M . Felt continua l’intéressante description de ses découvertes, commencée le 8 septembre au meeting remis au 18 septembre 1875 et produisit un certain nombre de diagrammes en couleurs. Quelques personnes présentes dirent avoir vu la lumière trembler sur les figures géométriques, mais j’incline à penser que cela était dû moitié à l’autosuggestion, et moitié à ce que Felt avait dit de leurs propriétés magiques. Je ne vis certainement rien du tout d’occulte, ni personne d’autre, sauf une très petite minorité d’assistants. La conférence finie, on passa à l’ordre du jour ; je présidais, M.C. Sotheran faisait fonction de secrétaire. Le procès-verbal dit :

« Le Comité du préambule et du règlement annonça qu’il poursuit ses travaux et M. de Lara lit une note qu’il a été prié de rédiger pour le Comité. »

À la demande du Comité :

« Résolu : Que la Société prendrait le nom de Société Théosophique.
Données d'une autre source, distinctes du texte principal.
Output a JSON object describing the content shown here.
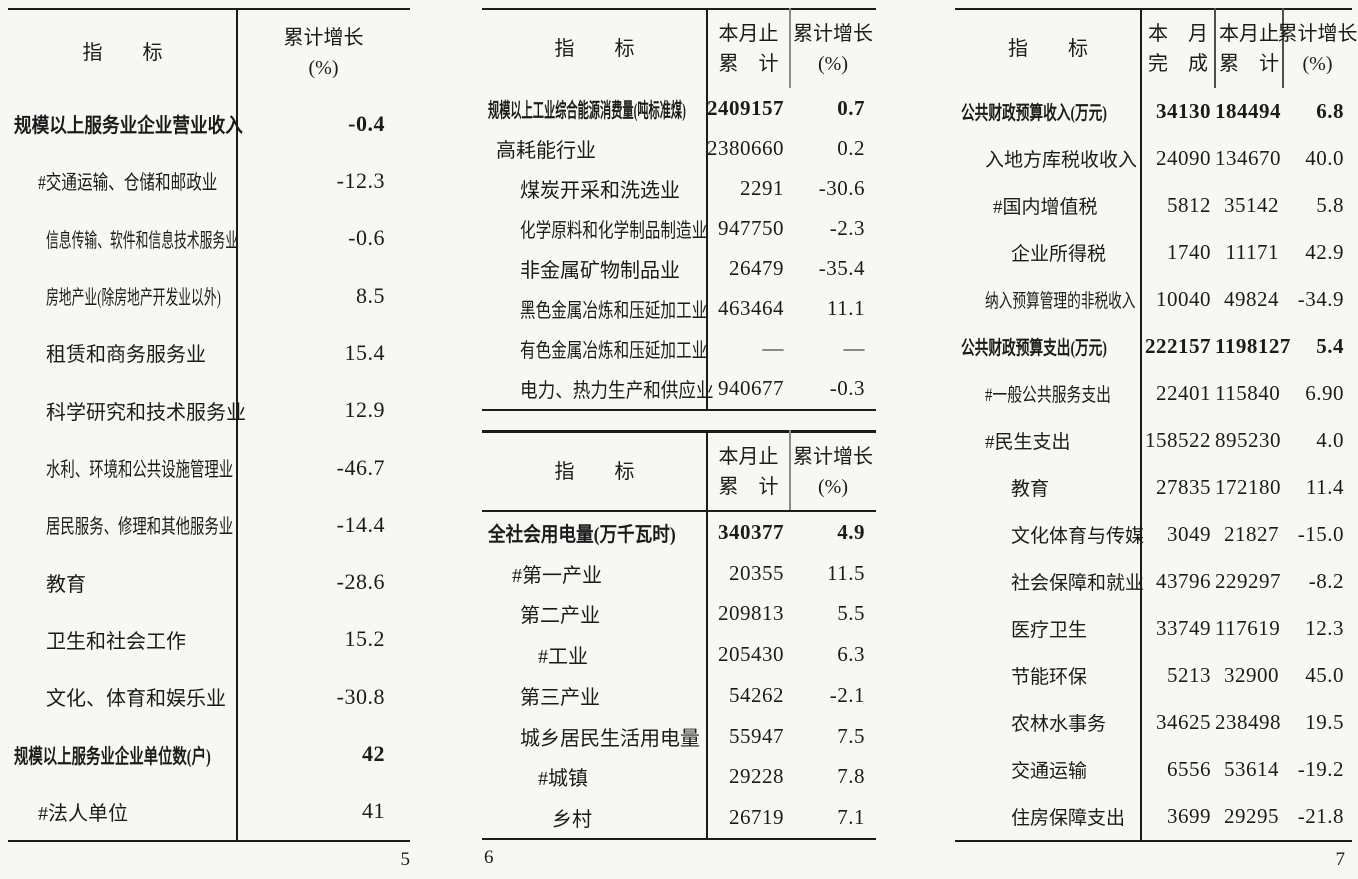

« Le président délégua le Rév. Wiggin et M. Sotheran pour rechercher un local convenable, plusieurs nouveaux membres furent admis et sur une motion il fut :

« Résolu que ces personnes seraient inscrites sur la liste des fondateurs. »

Après quoi la réunion fut ajournée sine die[2] pour se réunir de nouveau à l’appel du président. Le procès-verbal est signé par moi comme président et par le docteur John Storer Cobb, pour Ch. Sotheran, secrétaire. »

Le choix du nom de la Société fut naturellement l’objet d’une grande discussion au sein du Comité. On en proposa plusieurs, parmi lesquels, si je me rappelle bien, Société égyptologique, Hermétique, Rose-croix, etc., mais cela ne paraissait pas assez caractéristique. Enfin, en feuilletant un dictionnaire, l’un de nous tomba sur le mot « Théosophie » et après l’avoir discuté nous tombâmes unanimement d’accord que c’était le meilleur puisqu’il représentait la vérité ésotérique que nous cherchions à atteindre et qu’il couvrait en même temps le champ des recherches occultes de Felt.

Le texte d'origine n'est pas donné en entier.